Les lois de la frontière, Javier Cercas
Les lois de la frontière, traduit de l’espagnol par Elisabeth Beyer et Aleksandar Grujicic, janvier 2014, 352 pages, 23,50 €
Ecrivain(s): Javier Cercas Edition: Actes Sud
Les zones de fluctuation
Un écrivain engagé par une maison d’édition doit écrire un livre sur un personnage controversé prénommé Zarco. Délinquant multirécidiviste et célèbre pour ses braquages dans les années 70, Zarco suscite dans l’inconscient collectif des habitants de Gérone une certaine ambivalence teintée d’admiration. Lui et sa bande parcourent la ville en commettant délit sur délit jusqu’à ce fameux été 1978 où la police met un terme à la survie de la bande. Mais Zarco n’a pas dit son dernier mot…
Marqué comme tout le monde par cet événement, l’écrivain entame une enquête et convoque les personnalités qui ont connu Zarco afin de recueillir leurs souvenirs sur la relation que ce dernier entretenait avec ses proches. Parmi les témoins comme l’ancien inspecteur de police qui avait connu la bande à l’apogée de sa violence, le directeur de la prison où Zarco avait exécuté sa peine, il va aussi rencontrer l’avocat qui avait défendu Zarco. Ce dernier était un des membres de la bande mais aussi un des plus proches amis de Zarco impliqués dans les braquages de l’été 1978.
La subtilité de Javier Cercas est de mettre en exergue plusieurs versions d’un même récit sur la vie de Zarco et sur la relation ambiguë qui entoure le trio formé par l’avocat (alias le Binoclard à l’époque des délits), Tere (la supposée petite amie de Zarco et dont le Binoclard tombe amoureux) et Zarco. Ainsi, le lecteur, confus, suit ces différentes versions sans réellement se faire une opinion sur le rôle de chacun et sans pouvoir démasquer la taupe qui a précipité la bande dans sa destruction cet été 1978. Au fil de la lecture et de la confrontation entre les différentes versions, la vérité émerge peu à peu. Cependant, le lecteur doit patienter jusqu’à la dernière minute pour comprendre toute l’histoire. Les lois de la frontière est aussi un roman qui pousse dans ses derniers retranchements le pouvoir des mots à dire la chose. C’est une expérimentation sur la capacité de la littérature à restituer l’exactitude d’un événement qu’on veut conter. Le roman est à la frontière du roman policier et du récit psychologique. En effet, la complexité des relations qu’entretiennent Zarco et Tere, Le Binoclard et Tere, et Zarco et le Binoclard, maintient le lecteur en haleine. Là encore Javier Cercas sait éconduire le lecteur de façon malicieuse. Il ne dévoile vraiment les motivations et sentiments de chacun qu’après de longues heures d’enquêtes et de contre-enquêtes.
Les lois de la frontière est aussi un roman social qui décrit la sortie de l’Espagne franquiste et sa marche tâtonnante vers la démocratie. La bande de Zarco désigne cette zone de fluctuation, de l’entre-deux où tout est à reconstruire.
« C’était au début de l’été 1978. Une drôle d’époque. Du moins, c’est le souvenir que j’en ai. Franco était mort depuis trois ans, mais le pays, régi encore par les lois franquistes, avait l’exacte odeur du franquisme : il puait la merde. J’avais alors seize ans, Zarco aussi. Et nous vivions à la fois très près et très loin l’un de l’autre ».

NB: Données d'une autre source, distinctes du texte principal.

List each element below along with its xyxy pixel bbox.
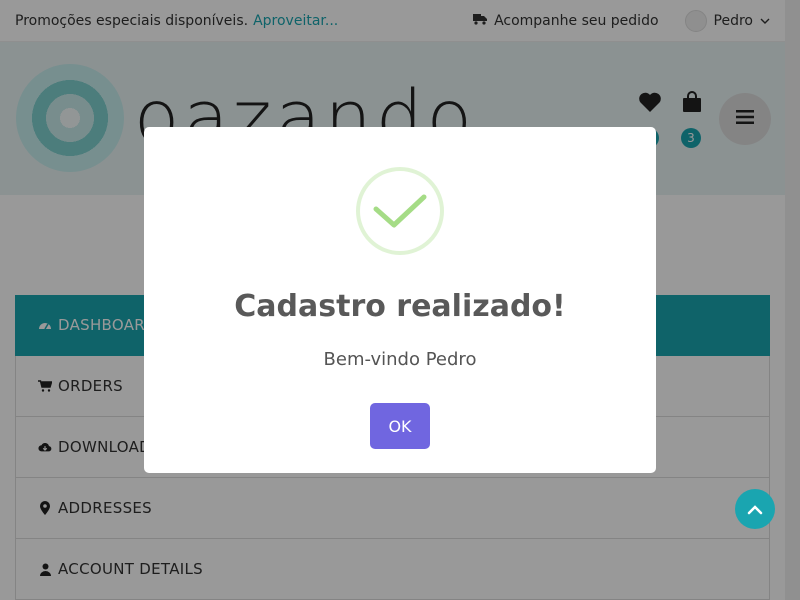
chevron-up-icon — [747, 500, 763, 519]
dialog-message: Bem-vindo Pedro — [323, 349, 477, 370]
ok-button[interactable]: OK — [370, 403, 430, 449]
dialog-title: Cadastro realizado! — [234, 289, 566, 324]
back-to-top-button[interactable] — [735, 489, 775, 529]
success-dialog: Cadastro realizado! Bem-vindo Pedro OK — [144, 127, 656, 473]
checkmark-icon — [356, 167, 444, 255]
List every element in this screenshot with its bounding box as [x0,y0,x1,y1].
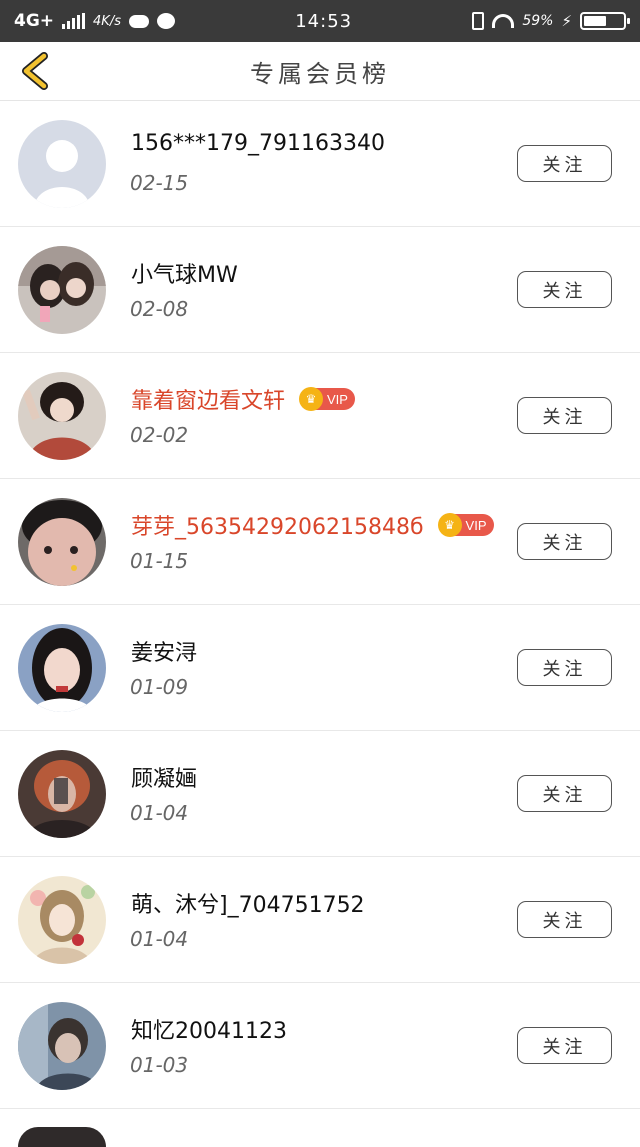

L’enquête du personnage de l’écrivain se fait trois décennies plus tard, à l’orée des années 2010. L’intrigue prend du recul par rapport à cette période pour mieux la juger… Cette rétrospection permet aussi de souligner la démarcation entre différents territoires : celui de Zarco et de Tere, symbolisant les parias, les intouchables et celui dans lequel vivait la famille du Binoclard :
« A l’époque, par exemple, la ville était entourée de quartiers où vivaient les charnegos. Le mot ne s’utilise plus maintenant, mais il désignait alors des travailleurs venus en Catalogne des autres régions d’Espagne, des gens qui, en général, n’avaient pas un sou vaillant en poche et qui étaient venus là pour commencer une nouvelle vie (…) à la fin des années soixante-dix, (…) la vieille ville était entourée de quartiers ouvriers : Salt, Pont Major, Germans Sabat, Vilarroja. C’est là qu’affluait la racaille ».
En conclusion, Javier Cercas accomplit là une performance car au delà de l’histoire de Zarco et de sa tragédie, l’auteur dissèque une société à la sortie d’une dictature et son lent apprentissage de la démocratie.